One odd effect of this arrangement, “Costa” crowded up against “Campo”, is that one can be walking on the Park side of the gorge, picking a way along the ridge, with wonderful views of mountains to the East and North and sea to the South, when suddenly the view to the West opens up: a row of stacked white holiday apartments at the same eye level and seemingly only a long stone’s throw away. This is disconcerting; but also provokes the thought that, should one suffer an accident, help could be halloo’d for, if the wind stood right- and the season was one when the apartments are occupied.

The gorge of the Higueron is deep, but mostly wide enough not to provoke claustrophobia.
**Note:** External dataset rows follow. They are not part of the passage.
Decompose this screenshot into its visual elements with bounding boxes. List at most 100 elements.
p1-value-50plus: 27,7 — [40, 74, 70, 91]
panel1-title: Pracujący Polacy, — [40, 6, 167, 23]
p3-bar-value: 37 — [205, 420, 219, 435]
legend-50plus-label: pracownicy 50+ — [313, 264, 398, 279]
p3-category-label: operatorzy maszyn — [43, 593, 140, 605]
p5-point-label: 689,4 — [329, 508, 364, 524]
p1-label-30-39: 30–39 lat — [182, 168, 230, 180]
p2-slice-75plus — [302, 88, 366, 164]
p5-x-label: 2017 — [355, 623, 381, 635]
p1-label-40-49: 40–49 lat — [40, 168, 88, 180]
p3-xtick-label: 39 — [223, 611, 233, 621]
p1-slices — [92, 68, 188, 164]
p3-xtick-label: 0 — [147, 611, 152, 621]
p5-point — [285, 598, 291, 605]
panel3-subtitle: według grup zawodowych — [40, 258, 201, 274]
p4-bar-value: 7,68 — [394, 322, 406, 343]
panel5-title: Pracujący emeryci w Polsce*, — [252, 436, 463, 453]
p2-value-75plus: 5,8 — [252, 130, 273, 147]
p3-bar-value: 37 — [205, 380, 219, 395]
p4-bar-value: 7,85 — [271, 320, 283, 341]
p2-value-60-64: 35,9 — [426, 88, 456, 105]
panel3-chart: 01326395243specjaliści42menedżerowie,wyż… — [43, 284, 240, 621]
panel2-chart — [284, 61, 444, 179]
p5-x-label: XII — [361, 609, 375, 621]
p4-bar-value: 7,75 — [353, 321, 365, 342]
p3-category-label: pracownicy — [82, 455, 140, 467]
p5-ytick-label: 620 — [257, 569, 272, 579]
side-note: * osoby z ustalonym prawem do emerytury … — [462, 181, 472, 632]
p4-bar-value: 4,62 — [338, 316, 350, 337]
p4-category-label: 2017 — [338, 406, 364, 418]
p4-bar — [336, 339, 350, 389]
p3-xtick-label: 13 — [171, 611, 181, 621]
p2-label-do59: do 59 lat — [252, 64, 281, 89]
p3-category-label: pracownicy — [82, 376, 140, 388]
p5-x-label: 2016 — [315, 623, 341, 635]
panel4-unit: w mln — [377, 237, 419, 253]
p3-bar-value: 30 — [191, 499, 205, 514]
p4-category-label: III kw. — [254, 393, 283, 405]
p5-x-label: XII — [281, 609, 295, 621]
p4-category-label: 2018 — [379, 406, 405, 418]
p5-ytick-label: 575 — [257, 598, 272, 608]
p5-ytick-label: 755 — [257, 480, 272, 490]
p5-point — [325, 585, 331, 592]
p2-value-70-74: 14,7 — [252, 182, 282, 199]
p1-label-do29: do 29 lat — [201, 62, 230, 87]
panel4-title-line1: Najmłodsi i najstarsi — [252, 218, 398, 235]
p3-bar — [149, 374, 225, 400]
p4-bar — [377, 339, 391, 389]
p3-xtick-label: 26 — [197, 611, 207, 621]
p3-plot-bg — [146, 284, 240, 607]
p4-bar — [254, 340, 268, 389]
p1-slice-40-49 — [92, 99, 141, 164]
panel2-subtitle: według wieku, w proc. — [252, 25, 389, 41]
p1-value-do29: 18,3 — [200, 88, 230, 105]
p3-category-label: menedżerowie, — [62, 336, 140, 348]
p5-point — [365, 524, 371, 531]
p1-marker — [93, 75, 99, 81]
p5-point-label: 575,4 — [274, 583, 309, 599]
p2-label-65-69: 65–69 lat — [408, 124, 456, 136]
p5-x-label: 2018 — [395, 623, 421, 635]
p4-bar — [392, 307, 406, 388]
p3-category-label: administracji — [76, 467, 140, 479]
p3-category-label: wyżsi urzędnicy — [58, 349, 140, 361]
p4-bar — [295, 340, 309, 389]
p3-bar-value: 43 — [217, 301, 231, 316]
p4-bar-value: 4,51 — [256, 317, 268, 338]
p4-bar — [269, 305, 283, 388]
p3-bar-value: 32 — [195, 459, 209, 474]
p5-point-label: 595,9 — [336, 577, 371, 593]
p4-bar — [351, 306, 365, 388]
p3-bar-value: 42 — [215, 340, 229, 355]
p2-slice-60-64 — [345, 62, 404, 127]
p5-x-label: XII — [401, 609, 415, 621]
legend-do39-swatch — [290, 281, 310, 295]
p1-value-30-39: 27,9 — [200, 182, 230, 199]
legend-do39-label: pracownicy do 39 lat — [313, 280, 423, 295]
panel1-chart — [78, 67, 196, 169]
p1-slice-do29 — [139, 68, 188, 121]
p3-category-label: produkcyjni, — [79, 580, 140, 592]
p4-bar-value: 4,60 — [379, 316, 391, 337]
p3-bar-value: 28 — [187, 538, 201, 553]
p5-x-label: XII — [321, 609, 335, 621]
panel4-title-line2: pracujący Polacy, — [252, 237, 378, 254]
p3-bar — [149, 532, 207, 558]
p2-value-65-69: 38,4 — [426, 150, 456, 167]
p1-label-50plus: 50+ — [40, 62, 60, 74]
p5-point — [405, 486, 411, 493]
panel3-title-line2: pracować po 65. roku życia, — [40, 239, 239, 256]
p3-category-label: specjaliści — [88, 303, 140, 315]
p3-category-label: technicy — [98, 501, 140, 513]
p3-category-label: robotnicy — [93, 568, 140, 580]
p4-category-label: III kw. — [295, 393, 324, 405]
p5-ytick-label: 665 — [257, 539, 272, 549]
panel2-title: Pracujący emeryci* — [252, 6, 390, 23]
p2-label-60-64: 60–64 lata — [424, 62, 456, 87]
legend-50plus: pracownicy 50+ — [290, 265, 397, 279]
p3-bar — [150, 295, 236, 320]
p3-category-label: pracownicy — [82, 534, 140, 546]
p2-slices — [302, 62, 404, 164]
There is at least one exception: to the south of Frigiliana the gorge (though no longer extremely high) narrows to a vicious canyon (I am prejudiced by vertigo) where there is no way forward for a walker, or mule, except by an artificial open ledge on the rock face, ending in a long, arching, open on both sides, stone stair over the torrent.

By contrast, the valley floor North of Frigiliana is, for several kilometres, wide enough at most seasons for the river to share space with a dry stony track, though the proportions of river and dryness alter very frequently.

On either side the cliffs, covered in vegetation and tough trees, rise up, mostly pretty vertically. But there are opportunities here and there for steep paths.

One of these goes up not far North of Frigiliana, just past what is claimed to be a Moorish reservoir, which has the present appearance of a ruined and mis-measured lido (big notices forbidding swimming reinforcing the illusion).

This path is part of the “Gran Senda de Malaga” (a big circular trail) and also serves a network of local walks. It is steep and twisting, and involves some rocky scrambling. Walking up is a 200m plus ascent, with a slow emergence into the sunlight towards the top. Pine trees and wildflowers and herbs, and a changing vista back across the gorge are the pleasures of the climb.

One doesn’t often meet any other hikers, so a sense of romantic isolation is rapidly manufactured (remember Frigiliana is not far away).

There has been recently one notable interruption to this idyll. As we walked one day up the gorge towards the path, a small convoy of four or five off-road motorbikes roared past in a smelly cloud. When we turned up the climb, we could still, annoyingly, hear their echoes in the gorge. As we laboured up the path, we gradually realised  that the revvings and stutterings were coming from above: the wretched machines were somehow being ridden or coaxed up the trail we were also climbing.

The mechanical ascent must involved a lot of dismounting and manhandling bikes over rocks, so we foot-sloggers were in fact overtaking the bikes. This meant that, in addition to the ghastly noise of distressed engines, we were eventually inhaling, not the clean smells of the valley side, but undispersed diesel fumes.
We had to halt several times several times to allow the vandal column time to get ahead to a tolerable nasal and aural distance. When we emerged at the top onto the valley ridge with its spectacular views, there the riders all sat, eating oranges. A Spanish-speaking member of our party remonstrated with them politely concerning their various pollutions (not to mention the damage caused to the path).

They shrugged and, discarding the orange peel, soon revved off down the Gran Senda. Luckily we were then headed in a different direction.